Material and Methods. From 2016 to 2020, 23,703 primary PCI patients with STEMI were included in a national all-comers registry of cardiovascular interventions. From them, a total of 1,213 (5.1%) patients had cardiogenic shock and MVD at admission to the hospital. Initially, 921 (75.9%) patients were treated with CV-pPCI and 292 (24.1%) with MV-pPCI.

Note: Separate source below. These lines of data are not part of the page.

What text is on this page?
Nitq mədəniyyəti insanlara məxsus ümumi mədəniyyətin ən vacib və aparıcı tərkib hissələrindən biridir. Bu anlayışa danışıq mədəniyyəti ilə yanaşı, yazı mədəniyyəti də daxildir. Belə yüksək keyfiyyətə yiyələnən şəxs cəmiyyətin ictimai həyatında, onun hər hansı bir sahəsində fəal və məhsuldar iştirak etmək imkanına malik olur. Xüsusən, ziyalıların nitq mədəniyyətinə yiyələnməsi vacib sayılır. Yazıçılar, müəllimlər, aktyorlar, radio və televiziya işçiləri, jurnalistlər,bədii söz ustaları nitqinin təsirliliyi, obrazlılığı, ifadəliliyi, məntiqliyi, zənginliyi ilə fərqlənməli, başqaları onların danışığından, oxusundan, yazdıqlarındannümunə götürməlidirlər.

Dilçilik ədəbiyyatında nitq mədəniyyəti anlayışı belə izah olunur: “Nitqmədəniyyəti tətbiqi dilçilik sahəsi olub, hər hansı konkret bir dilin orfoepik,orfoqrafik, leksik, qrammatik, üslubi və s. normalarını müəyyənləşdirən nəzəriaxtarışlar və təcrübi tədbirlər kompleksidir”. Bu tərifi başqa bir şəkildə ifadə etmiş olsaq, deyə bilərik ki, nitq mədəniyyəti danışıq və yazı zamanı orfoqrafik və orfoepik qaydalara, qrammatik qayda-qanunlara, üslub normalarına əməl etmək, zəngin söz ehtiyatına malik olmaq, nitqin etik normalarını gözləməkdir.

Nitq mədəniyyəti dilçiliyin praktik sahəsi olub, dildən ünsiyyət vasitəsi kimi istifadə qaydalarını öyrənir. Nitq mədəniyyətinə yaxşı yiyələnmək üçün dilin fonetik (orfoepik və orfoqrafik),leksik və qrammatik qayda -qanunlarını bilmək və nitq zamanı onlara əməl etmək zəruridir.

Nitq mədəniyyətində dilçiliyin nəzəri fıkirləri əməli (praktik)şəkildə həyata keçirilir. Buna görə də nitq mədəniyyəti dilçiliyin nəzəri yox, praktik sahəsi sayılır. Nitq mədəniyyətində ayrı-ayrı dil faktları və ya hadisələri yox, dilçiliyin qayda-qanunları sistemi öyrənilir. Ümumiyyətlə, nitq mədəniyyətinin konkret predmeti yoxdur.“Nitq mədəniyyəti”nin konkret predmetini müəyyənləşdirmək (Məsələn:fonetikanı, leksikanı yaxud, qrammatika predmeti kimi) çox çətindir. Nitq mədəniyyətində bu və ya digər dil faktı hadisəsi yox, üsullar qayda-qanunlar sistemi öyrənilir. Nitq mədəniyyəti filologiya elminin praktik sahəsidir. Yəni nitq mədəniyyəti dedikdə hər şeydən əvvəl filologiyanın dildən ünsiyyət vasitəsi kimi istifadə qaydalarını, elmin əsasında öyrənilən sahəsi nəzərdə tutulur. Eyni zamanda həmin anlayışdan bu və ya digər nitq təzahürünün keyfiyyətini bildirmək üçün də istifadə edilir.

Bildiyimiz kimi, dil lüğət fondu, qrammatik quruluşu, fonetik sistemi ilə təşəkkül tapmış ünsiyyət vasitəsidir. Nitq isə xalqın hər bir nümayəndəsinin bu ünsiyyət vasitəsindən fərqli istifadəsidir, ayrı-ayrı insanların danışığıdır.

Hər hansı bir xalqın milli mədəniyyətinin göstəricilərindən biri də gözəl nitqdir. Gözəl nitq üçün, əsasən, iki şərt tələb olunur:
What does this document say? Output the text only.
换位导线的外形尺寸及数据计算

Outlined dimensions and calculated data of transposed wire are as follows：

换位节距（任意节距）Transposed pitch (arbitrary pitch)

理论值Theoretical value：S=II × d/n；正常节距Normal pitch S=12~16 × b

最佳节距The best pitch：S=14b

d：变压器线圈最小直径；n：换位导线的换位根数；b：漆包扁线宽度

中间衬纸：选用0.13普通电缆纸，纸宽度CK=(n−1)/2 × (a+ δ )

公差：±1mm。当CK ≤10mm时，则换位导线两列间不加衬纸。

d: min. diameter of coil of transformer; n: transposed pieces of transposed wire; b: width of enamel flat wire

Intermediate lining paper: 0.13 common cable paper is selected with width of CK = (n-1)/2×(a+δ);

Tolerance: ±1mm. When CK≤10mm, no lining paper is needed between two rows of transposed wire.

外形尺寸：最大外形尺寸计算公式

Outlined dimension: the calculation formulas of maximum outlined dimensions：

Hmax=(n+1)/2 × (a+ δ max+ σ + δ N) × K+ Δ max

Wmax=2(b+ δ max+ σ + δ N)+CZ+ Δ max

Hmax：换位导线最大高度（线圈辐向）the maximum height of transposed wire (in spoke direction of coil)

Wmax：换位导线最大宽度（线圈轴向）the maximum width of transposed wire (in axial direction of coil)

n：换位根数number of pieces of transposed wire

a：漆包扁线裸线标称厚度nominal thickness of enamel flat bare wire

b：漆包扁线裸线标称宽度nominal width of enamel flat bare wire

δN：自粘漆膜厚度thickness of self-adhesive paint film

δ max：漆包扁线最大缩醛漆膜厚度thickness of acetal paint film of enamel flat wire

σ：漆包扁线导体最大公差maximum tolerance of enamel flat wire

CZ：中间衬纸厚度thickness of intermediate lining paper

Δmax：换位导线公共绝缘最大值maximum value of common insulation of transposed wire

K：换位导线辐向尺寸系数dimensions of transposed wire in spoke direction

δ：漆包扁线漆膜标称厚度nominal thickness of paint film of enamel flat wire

Results. Patients with 3-vessel disease and left main disease had a higher probability of being treated with MV-pPCI than patients with 2-vessel disease and patients without left main disease (28.5% vs. 18.6%; p < 0.001 and 37.7% vs. 20.6%; p < 0.001). Mechanical circulatory support systems were more often used in patients with MV-pPCI. 30-day and 1-year all-cause mortality rates were similar in the CV-pPCI and MV-pPCI groups (Odds ratio, 1.01; 95% CI 0.77 to 1.32; p = 0.937 and 1.1; 95% CI 0.84 to 1.44; p = 0.477). The presence of 3-vessel disease and use of ECMO were the strongest adjusted predictors of 30-day and 1-year mortality.
Conclusions. Our data from a large all-comers registry suggest that selective use of MV-pPCI does not increase the all-cause mortality rate in patients with CS-STEMI and MVD in comparison with CV-pPCI.